I press my face up to the grate. At first I can’t see anything, but as my eyes adjust I can just make out a dark circular space beyond the grate illuminated by tiny spots of light. Then a breeze blows through the grotto and the lights waver and swell, sparkling on the enamel tiles that cover the walls and ceiling of the dome-shaped room. The light of a dozen candles are reflected in a pool of water.
“It’s the grotto,” David says. “Aurora had Lantini add this little window so she could see inside. Doesn’t it make you wonder what went on in there that she wanted to see so badly?”

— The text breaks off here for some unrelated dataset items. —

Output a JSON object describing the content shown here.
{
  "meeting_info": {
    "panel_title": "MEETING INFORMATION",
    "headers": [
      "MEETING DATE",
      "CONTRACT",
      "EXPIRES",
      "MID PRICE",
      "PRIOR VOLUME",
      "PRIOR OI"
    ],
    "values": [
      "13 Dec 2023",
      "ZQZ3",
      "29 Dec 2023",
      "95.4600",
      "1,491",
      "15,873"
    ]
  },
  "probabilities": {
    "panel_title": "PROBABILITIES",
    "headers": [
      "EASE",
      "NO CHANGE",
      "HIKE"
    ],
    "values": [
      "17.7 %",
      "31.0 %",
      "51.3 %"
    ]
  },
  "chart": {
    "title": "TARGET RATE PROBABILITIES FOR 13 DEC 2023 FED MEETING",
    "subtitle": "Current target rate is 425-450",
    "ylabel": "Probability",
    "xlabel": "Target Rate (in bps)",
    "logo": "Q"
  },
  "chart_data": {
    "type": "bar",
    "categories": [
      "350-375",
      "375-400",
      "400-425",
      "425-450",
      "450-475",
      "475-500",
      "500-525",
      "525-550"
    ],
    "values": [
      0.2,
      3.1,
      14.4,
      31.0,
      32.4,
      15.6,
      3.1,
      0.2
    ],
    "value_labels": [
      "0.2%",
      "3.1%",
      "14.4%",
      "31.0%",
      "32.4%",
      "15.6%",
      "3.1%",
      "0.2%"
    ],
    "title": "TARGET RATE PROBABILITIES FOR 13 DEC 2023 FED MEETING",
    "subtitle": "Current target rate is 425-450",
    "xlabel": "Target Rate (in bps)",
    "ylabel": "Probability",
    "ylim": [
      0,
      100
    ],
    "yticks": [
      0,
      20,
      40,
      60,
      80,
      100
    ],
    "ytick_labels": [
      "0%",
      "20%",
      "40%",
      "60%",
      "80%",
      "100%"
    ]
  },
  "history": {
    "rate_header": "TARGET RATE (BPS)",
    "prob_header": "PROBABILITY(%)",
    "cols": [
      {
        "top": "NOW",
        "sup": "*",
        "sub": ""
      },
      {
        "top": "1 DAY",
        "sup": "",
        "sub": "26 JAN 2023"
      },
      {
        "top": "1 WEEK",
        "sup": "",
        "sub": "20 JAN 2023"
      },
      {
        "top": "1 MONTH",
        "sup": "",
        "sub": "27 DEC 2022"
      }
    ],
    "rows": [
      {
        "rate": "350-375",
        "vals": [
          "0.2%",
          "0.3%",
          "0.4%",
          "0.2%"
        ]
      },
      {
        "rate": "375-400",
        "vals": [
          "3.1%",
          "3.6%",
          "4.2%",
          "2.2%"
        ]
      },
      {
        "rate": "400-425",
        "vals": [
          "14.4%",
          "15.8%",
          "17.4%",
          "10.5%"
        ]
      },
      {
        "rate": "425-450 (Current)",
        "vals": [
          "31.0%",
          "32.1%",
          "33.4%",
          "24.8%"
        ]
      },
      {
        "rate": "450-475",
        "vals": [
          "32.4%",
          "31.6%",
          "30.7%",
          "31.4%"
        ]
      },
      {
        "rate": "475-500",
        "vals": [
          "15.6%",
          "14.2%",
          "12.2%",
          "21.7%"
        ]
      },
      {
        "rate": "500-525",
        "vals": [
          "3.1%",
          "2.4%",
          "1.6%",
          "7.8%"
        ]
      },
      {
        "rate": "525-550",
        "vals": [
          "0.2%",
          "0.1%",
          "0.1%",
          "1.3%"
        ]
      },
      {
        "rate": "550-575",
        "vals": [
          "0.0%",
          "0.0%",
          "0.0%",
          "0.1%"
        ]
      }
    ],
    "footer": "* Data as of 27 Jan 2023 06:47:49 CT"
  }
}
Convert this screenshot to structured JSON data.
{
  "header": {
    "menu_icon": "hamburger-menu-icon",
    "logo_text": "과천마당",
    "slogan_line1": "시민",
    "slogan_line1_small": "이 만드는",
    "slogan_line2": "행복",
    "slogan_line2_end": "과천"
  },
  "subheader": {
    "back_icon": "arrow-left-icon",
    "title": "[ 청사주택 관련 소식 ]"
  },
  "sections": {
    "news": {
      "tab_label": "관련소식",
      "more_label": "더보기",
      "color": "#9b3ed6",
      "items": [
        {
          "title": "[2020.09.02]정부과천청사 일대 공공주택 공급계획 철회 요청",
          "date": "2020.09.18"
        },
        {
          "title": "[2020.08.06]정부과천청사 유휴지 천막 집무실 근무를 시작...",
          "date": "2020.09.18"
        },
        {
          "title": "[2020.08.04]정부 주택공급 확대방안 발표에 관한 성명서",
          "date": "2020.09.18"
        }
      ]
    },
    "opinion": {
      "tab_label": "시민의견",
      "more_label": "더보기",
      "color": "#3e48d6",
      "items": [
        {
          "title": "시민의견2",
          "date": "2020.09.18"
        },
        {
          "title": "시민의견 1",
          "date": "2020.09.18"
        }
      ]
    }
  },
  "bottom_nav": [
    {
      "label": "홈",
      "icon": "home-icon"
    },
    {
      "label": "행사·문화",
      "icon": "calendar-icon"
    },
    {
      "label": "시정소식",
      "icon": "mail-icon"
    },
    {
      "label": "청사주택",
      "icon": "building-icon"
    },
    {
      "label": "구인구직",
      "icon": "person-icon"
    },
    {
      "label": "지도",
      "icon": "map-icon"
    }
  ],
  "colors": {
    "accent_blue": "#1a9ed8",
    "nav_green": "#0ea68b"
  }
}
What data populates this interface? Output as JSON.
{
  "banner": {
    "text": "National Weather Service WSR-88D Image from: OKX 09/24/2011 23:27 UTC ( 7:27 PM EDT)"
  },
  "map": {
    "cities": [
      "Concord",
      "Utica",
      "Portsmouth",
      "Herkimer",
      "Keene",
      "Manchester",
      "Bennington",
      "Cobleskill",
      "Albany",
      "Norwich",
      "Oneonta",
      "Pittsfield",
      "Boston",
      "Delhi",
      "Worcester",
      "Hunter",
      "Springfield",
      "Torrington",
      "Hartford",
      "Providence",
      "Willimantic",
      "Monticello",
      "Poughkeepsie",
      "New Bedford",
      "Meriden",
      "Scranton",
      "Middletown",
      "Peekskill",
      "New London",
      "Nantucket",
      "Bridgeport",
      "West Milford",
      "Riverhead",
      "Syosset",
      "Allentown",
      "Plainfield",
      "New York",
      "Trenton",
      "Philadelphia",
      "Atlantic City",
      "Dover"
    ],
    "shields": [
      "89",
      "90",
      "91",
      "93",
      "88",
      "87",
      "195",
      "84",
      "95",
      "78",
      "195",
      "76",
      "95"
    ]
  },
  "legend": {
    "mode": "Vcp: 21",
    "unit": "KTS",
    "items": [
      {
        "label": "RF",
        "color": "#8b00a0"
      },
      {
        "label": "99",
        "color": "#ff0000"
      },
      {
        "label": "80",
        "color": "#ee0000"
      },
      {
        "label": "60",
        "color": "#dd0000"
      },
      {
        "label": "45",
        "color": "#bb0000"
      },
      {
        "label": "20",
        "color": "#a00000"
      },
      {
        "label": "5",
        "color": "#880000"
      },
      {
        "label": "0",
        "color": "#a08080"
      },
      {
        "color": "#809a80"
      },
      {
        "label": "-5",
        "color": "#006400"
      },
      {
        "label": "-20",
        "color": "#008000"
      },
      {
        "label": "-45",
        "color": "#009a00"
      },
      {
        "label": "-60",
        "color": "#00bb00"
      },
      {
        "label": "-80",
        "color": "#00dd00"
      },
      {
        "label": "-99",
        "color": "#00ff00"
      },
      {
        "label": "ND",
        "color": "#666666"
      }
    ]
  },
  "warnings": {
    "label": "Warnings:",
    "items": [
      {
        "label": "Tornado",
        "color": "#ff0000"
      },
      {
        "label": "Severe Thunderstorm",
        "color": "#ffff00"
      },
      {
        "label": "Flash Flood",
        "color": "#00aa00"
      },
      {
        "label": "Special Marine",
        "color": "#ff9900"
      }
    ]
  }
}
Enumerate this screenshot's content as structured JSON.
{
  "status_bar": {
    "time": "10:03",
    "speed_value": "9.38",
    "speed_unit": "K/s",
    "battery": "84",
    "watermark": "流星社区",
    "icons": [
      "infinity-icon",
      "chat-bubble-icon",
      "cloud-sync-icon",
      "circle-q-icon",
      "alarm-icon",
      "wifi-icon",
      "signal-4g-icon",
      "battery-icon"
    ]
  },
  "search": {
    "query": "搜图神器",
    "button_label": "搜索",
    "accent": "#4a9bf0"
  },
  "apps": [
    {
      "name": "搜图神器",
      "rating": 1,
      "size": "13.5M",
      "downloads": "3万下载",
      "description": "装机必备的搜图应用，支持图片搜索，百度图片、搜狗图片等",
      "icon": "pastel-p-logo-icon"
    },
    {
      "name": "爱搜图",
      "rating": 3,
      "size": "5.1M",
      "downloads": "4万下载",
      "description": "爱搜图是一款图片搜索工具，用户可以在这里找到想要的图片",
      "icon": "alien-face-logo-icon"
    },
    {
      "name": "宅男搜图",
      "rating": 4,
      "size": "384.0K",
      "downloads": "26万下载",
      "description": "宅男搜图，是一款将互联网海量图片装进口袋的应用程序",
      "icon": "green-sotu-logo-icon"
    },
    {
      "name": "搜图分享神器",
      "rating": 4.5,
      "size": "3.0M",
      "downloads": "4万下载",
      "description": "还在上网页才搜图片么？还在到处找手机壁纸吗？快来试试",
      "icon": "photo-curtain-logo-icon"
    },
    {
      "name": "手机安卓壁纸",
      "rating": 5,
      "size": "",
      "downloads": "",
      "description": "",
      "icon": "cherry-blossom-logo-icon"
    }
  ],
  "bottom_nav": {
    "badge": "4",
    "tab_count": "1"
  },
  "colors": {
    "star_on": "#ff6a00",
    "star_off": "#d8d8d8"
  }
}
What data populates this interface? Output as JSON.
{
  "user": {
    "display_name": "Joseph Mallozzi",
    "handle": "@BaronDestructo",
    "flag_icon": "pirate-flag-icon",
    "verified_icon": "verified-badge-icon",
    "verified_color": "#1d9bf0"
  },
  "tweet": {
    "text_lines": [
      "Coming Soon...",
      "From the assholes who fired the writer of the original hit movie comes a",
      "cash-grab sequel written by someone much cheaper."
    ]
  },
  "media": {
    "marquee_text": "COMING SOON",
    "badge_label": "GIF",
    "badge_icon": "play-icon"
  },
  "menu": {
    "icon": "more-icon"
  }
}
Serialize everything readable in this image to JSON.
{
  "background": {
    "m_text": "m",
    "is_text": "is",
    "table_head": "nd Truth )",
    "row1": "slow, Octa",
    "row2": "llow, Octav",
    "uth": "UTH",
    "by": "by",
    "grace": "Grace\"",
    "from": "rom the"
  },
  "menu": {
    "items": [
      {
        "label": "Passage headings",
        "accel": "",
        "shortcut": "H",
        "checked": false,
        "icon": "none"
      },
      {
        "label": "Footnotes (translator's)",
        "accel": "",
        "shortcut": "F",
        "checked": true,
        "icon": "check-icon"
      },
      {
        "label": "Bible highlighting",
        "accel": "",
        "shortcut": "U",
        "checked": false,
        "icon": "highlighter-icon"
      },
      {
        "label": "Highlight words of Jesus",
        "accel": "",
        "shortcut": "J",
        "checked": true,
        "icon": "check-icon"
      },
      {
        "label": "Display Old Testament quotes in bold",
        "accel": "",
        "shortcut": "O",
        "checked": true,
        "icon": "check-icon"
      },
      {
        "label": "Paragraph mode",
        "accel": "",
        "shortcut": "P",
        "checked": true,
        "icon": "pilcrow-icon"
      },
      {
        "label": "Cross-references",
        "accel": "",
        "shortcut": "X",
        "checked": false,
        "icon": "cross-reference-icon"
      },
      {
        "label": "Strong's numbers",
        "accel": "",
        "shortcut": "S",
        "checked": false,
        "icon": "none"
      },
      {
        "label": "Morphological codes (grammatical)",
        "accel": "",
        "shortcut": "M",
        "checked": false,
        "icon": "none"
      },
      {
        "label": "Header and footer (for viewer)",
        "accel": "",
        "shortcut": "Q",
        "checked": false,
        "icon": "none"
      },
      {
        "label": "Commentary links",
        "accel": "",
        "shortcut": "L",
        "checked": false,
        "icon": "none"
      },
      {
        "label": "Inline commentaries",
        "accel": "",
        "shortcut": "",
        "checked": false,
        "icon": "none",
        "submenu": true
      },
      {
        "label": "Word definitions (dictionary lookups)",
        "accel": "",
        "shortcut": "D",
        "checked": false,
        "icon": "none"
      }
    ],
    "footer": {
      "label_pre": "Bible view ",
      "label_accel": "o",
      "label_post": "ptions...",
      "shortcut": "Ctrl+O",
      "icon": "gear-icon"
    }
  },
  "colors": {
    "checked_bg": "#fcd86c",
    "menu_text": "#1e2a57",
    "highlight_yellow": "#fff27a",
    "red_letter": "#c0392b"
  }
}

I nod, speechless at the glowing spectacle. It’s like looking into one of those sugar Easter eggs (the kind my mother would never let me get because white sugar was “poison”). The more I stare, the brighter the scene grows, the lights dancing off the water and sending ripples onto the walls, so that the room seems to be moving, the enameled sea creatures and mermaids on the walls writhing as if alive, the whole room pulsing, keeping beat with the lapping of the water against the stone. It feels as if something is trapped inside, some creature trying to escape. I can hear it, something scraping at the stone just below the grate as if it is crawling up the wall, its fingers prying deep into the rock—
I pull away from the grate, stepping into air. David catches me before I can fall to the ground. “There’s something . . . someone in there,” I say. “I saw a hand . . .”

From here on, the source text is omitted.